Parmi ces restructurations, notons par exemple le secteur de la fabrication de produits électroniques qui a connu un rajustement après l’éclatement de la bulle des technologies au début des années 2000. Ou encore le secteur des pâtes et papiers qui a fait face à une concurrence croissante d’Internet. Les industries de biens non durables, comme les textiles, le cuir et le vêtement, ont aussi été confrontées à une concurrence croissante des importations des économies émergentes sur le plan mondial, ce qui a donné lieu à des baisses du volume de production de ces industries. Selon l’étude, cette constatation vient appuyer l’interprétation selon laquelle ce phénomène est le résultat de changements dans l’environnement général plutôt qu’une conséquence des politiques de réglementation.

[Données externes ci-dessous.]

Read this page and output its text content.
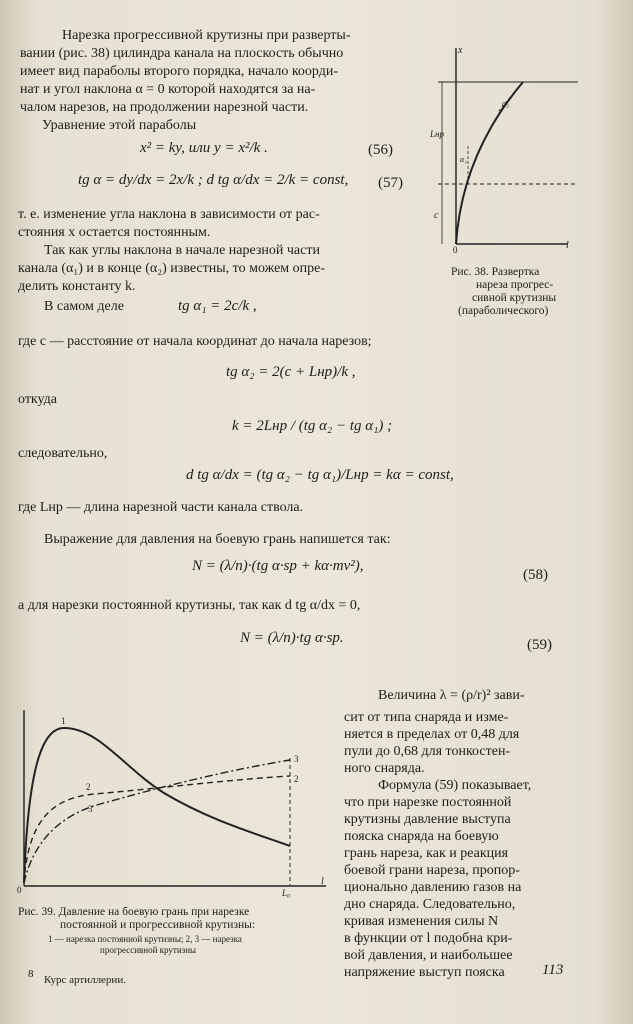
Нарезка прогрессивной крутизны при разверты-
вании (рис. 38) цилиндра канала на плоскость обычно
имеет вид параболы второго порядка, начало коорди-
нат и угол наклона α = 0 которой находятся за на-
чалом нарезов, на продолжении нарезной части.
Уравнение этой параболы
x² = ky, или y = x²/k .	(56)
tg α = dy/dx = 2x/k ; d tg α/dx = 2/k = const, (57)
т. е. изменение угла наклона в зависимости от рас-
стояния x остается постоянным.
Так как углы наклона в начале нарезной части
канала (α₁) и в конце (α₂) известны, то можем опре-
делить константу k.
В самом деле
x
l
0
Lнр
c
α₁
α₂
Рис. 38. Развертка
нареза прогрес-
сивной крутизны
(параболического)
tg α₁ = 2c/k ,
где c — расстояние от начала координат до начала нарезов;
tg α₂ = 2(c + Lнр)/k ,
откуда
k = 2Lнр / (tg α₂ − tg α₁) ;
следовательно,
d tg α/dx = (tg α₂ − tg α₁)/Lнр = kα = const,
где Lнр — длина нарезной части канала ствола.
Выражение для давления на боевую грань напишется так:
N = (λ/n)·(tg α·sp + kα·mv²),
(58)
а для нарезки постоянной крутизны, так как d tg α/dx = 0,
N = (λ/n)·tg α·sp.	(59)
0
l
L₀
1
2
3
2
3
Рис. 39. Давление на боевую грань при нарезке
постоянной и прогрессивной крутизны:
1 — нарезка постоянной крутизны; 2, 3 — нарезка
прогрессивной крутизны
Величина λ = (ρ/r)² зави-
сит от типа снаряда и изме-
няется в пределах от 0,48 для
пули до 0,68 для тонкостен-
ного снаряда.
Формула (59) показывает,
что при нарезке постоянной
крутизны давление выступа
пояска снаряда на боевую
грань нареза, как и реакция
боевой грани нареза, пропор-
ционально давлению газов на
дно снаряда. Следовательно,
кривая изменения силы N
в функции от l подобна кри-
вой давления, и наибольшее
напряжение выступ пояска
8 Курс артиллерии.
113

Première conclusion : une politique favorable à la productivité passe par des investissements publics et un taux de change plus concurrentiel. À l’heure actuelle, le deuxième point est extrêmement défavorable au Québec. D’où la deuxième conclusion : dans ce contexte défavorable, le Québec devrait favoriser une stratégie interventionniste intégrée de restructuration globale vers une économie verte, favorable aux secteurs nationaux : programme d’efficacité énergétique des bâtiments, électrification des transports collectifs, développement des circuits courts des produits alimentaires, etc.
Etude intéressante mais qui n’amène pas nécessairement la 2ème conclusion (bien que j’y sois favorable).
la restructuration doit se concentrer sur les secteurs nationaux sur lesquels nous avons des avantages comparatifs tout en favorisant, dans une période transitoire, des secteurs à forte utilisation de main-d’oeuvre affectée à des tâches « vertes » comme les programmes d’efficacité énergétiques. Générer du néga-watt pour en vendre à profit à l’export ou en consommer (transport électrique) en polluant moins.